BOOK I. MISS BROOKE.
9. CHAPTER IX.
(continued)
Mr. Tucker was invaluable in their walk; and perhaps Mr. Casaubon
had not been without foresight on this head, the curate being able
to answer all Dorothea's questions about the villagers and the
other parishioners. Everybody, he assured her, was well off in Lowick:
not a cottager in those double cottages at a low rent but kept a pig,
and the strips of garden at the back were well tended. The small
boys wore excellent corduroy, the girls went out as tidy servants,
or did a little straw-plaiting at home: no looms here, no Dissent;
and though the public disposition was rather towards laying
by money than towards spirituality, there was not much vice.

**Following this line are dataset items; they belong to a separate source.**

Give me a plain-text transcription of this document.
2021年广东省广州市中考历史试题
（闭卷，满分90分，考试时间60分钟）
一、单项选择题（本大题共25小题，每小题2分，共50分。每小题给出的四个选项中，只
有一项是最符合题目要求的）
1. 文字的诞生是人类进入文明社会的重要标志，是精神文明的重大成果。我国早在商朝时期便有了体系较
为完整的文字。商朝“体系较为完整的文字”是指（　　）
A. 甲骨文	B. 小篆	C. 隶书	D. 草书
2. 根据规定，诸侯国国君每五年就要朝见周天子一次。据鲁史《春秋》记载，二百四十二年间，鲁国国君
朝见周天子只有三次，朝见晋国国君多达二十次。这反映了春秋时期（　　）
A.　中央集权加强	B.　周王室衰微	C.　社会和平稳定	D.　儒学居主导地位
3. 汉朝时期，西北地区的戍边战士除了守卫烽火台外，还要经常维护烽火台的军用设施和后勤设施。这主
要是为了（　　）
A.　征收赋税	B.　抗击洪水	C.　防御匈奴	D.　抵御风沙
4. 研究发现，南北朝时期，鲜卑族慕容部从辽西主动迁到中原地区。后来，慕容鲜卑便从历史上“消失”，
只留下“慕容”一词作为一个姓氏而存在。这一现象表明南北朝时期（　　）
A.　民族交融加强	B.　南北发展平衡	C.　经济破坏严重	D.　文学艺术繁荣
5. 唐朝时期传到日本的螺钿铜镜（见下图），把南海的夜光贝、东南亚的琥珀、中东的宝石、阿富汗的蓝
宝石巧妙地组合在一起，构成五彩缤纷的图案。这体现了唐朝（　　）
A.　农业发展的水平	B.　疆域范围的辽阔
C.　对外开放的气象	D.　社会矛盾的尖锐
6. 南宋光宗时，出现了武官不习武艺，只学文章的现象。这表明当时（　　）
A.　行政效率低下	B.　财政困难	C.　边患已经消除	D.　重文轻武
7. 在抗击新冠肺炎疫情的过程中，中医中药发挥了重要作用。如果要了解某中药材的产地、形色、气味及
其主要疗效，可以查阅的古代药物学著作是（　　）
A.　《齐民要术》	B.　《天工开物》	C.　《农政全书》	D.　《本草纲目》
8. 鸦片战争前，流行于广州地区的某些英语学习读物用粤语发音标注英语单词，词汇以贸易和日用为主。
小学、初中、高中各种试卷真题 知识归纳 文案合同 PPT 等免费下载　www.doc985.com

The speckled fowls were so numerous that Mr. Brooke observed,
"Your farmers leave some barley for the women to glean, I see.
The poor folks here might have a fowl in their pot, as the good French
king used to wish for all his people. The French eat a good many
fowls--skinny fowls, you know."
"I think it was a very cheap wish of his," said Dorothea, indignantly.
"Are kings such monsters that a wish like that must be reckoned
a royal virtue?"
"And if he wished them a skinny fowl," said Celia, "that would
not be nice. But perhaps he wished them to have fat fowls."
"Yes, but the word has dropped out of the text, or perhaps was
subauditum; that is, present in the king's mind, but not uttered,"
said Mr. Casaubon, smiling and bending his head towards Celia,
who immediately dropped backward a little, because she could not bear
Mr. Casaubon to blink at her.
Dorothea sank into silence on the way back to the house. She felt
some disappointment, of which she was yet ashamed, that there was
nothing for her to do in Lowick; and in the next few minutes her mind
had glanced over the possibility, which she would have preferred,
of finding that her home would be in a parish which had a larger
share of the world's misery, so that she might have had more active
duties in it. Then, recurring to the future actually before her,
she made a picture of more complete devotion to Mr. Casaubon's
aims in which she would await new duties. Many such might reveal
themselves to the higher knowledge gained by her in that companionship.